According to the study, financial leadership in the AI era will increasingly depend on a hub’s ability to combine advanced AI adoption with strong governance, institutional credibility and digital infrastructure.

At the centre of the report is a new concept: the «Trusted AI Financial Hub» — defined as a financial centre where AI systems are deeply integrated into financial services and supported by governance structures robust enough for AI-driven decisions to gain international recognition and acceptance.

To measure competitiveness, DBS Group Research developed the inaugural Global AI Financial Hub Index (GAIFHI), a framework that evaluates financial centres across five pillars: AI integration, trust and governance infrastructure, digital financial infrastructure, talent and innovation and AI-driven market outcomes.

The report also introduces a new metric, «AI Governance Intensity per USD trillion,» designed to assess the strength of AI governance relative to the scale of financial activity handled by each hub.

Researchers examined 15 global financial centres and innovation ecosystems, including Singapore, New York, London, San Francisco, Hong Kong, Tokyo, Shanghai, Mumbai, Sydney and Abu Dhabi.

Full Flywheel Activation

Among the findings, Singapore emerged as the open-market financial hub “closest to full flywheel activation,” driven by what the report described as strong regulatory coherence, advanced digital identity systems, institutional AI adoption and international trust.

The report said these advantages reinforce Singapore’s strategy of positioning itself as a trusted centre for AI solutions and cross-border flows of capital, data and services.
New York retained its standing as the world’s leading AI finance capability hub, supported by deep talent pools, powerful capital markets and strong market outcomes. However, the report identified governance fragmentation and regulatory complexity as constraints that may weaken the city’s global trust signal.

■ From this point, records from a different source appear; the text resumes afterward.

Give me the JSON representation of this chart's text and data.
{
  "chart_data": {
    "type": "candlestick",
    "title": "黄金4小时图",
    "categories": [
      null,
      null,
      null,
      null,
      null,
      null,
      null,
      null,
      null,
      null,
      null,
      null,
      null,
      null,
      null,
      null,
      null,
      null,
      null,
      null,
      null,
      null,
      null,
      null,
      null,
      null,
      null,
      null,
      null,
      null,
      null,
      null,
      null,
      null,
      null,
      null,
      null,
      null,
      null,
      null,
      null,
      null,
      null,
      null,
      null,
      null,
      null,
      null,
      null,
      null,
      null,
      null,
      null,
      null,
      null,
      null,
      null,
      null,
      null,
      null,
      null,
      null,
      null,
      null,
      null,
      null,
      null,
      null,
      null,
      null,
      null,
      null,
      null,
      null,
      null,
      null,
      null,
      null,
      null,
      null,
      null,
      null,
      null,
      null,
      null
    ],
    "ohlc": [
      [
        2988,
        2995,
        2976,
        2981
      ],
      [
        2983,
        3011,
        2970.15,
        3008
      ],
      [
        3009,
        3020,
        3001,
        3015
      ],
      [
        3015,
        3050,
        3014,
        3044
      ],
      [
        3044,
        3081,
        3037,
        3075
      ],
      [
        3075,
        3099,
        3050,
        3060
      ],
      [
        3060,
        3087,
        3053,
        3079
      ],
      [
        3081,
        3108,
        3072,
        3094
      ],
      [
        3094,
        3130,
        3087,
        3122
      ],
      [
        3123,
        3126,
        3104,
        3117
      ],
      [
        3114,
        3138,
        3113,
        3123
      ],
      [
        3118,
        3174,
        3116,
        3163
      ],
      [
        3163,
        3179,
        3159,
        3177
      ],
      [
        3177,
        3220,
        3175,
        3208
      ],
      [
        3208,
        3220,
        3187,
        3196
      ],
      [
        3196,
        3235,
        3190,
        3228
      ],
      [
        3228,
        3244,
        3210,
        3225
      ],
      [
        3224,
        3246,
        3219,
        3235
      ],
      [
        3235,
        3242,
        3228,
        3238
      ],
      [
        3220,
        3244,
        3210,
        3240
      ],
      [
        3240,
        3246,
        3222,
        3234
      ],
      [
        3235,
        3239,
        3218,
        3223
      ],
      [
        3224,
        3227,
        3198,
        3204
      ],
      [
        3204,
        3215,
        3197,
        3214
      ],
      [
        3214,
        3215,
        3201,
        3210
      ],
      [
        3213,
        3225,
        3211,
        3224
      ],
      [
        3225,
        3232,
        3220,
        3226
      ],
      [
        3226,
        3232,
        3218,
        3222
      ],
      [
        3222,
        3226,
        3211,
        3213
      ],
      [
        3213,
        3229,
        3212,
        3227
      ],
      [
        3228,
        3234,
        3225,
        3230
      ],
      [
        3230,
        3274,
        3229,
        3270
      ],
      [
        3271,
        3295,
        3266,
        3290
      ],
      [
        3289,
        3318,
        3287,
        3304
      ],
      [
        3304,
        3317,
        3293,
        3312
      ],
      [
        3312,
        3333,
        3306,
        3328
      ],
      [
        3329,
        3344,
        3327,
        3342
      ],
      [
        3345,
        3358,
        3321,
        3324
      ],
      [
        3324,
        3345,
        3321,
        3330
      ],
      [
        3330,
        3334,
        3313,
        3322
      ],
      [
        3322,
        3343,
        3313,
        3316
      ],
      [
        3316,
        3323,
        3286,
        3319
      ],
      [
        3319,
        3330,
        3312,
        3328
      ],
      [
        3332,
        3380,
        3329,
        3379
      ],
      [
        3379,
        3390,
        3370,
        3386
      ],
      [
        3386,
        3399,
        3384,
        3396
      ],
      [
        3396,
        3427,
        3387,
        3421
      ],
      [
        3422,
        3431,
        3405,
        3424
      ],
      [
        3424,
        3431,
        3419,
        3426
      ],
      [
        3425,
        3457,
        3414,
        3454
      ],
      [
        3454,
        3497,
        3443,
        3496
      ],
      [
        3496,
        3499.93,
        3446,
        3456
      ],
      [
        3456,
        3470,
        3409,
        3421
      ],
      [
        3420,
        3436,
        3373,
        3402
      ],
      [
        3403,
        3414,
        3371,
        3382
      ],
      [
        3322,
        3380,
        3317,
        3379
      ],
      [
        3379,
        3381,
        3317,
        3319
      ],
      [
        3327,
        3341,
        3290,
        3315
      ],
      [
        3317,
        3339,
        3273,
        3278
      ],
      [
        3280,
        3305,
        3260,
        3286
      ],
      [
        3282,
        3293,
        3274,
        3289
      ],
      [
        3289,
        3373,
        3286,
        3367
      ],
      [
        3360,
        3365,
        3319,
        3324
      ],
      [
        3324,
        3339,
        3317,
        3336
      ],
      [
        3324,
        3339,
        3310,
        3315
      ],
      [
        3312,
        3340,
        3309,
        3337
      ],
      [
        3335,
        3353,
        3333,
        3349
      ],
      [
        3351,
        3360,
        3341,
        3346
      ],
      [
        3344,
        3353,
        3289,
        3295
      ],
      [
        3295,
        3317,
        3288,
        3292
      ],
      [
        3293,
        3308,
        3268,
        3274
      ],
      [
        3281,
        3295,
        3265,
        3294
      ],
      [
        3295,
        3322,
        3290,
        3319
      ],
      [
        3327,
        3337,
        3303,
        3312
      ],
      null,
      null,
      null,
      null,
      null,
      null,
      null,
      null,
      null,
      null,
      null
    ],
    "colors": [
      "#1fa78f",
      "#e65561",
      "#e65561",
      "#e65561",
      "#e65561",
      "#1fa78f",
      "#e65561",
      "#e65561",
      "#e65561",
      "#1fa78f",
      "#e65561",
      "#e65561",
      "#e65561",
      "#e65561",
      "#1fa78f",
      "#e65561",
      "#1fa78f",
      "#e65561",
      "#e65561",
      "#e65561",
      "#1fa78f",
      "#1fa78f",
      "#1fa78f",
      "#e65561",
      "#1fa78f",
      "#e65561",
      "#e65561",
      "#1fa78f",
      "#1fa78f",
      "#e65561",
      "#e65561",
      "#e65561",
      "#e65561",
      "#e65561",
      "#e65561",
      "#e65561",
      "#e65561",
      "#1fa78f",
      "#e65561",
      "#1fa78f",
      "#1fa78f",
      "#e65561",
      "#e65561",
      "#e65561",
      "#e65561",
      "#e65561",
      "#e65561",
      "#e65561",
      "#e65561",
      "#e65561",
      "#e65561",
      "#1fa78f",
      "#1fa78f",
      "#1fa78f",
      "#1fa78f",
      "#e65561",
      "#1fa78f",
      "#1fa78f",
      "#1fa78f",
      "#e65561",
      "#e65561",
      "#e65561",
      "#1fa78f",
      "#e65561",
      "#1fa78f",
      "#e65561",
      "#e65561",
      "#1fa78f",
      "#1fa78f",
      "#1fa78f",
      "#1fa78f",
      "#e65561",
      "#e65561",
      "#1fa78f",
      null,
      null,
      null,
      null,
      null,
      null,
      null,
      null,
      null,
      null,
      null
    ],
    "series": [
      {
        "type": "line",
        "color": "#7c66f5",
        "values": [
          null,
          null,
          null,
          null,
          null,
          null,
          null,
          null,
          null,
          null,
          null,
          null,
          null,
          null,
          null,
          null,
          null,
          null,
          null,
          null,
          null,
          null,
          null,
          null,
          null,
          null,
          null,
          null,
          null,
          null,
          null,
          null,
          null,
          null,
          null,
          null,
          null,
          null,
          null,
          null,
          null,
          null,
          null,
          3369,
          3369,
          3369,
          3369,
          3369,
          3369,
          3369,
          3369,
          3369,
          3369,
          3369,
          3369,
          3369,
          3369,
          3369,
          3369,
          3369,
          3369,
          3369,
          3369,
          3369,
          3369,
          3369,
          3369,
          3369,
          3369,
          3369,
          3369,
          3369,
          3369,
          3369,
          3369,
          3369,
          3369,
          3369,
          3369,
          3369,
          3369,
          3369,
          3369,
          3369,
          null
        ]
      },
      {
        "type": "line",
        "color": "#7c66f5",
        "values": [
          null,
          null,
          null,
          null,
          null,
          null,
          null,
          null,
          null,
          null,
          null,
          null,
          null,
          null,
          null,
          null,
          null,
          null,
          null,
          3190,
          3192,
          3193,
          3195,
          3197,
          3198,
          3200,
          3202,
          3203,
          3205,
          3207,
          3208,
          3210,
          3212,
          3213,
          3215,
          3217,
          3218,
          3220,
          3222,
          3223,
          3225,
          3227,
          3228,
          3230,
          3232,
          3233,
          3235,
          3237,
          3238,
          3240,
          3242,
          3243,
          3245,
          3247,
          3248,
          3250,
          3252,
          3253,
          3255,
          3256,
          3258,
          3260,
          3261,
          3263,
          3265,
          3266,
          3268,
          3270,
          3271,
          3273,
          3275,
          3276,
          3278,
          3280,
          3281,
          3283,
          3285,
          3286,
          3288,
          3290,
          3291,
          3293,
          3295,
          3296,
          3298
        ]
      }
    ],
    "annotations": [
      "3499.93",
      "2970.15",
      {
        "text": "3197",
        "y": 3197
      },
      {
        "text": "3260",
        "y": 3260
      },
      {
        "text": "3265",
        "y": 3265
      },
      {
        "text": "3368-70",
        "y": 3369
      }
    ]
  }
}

London was described as «repositioning rapidly» through a strengthening principles-based approach to AI governance, though researchers noted that post-Brexit recognition challenges continue to affect its international standing.

Concentration of AI Talent in San Francisco

San Francisco, meanwhile, was recognised for having the deepest concentration of AI talent and innovation capacity among the hubs studied. The report said the city’s ecosystem has become a major driver of financial infrastructure innovation, although its innovation-heavy model may limit its ability to generate the same scale of globally trusted financial intermediation as larger financial centres.

The study also highlighted the growing importance of Asia in the global financial landscape. Asian financial centres accounted for the majority of hubs assessed, reflecting the region’s expanding role in digital infrastructure, payments innovation, regulatory agility and AI deployment.

While traditional financial hubs continue to dominate in capital scale and talent concentration, the report concludes that the competitive landscape is broadening as AI reshapes global finance.

«In the AI era, financial leadership will not be determined by capital or capability alone,» the report said. «It will depend on which hubs can make AI capability trusted, scalable and internationally recognised.»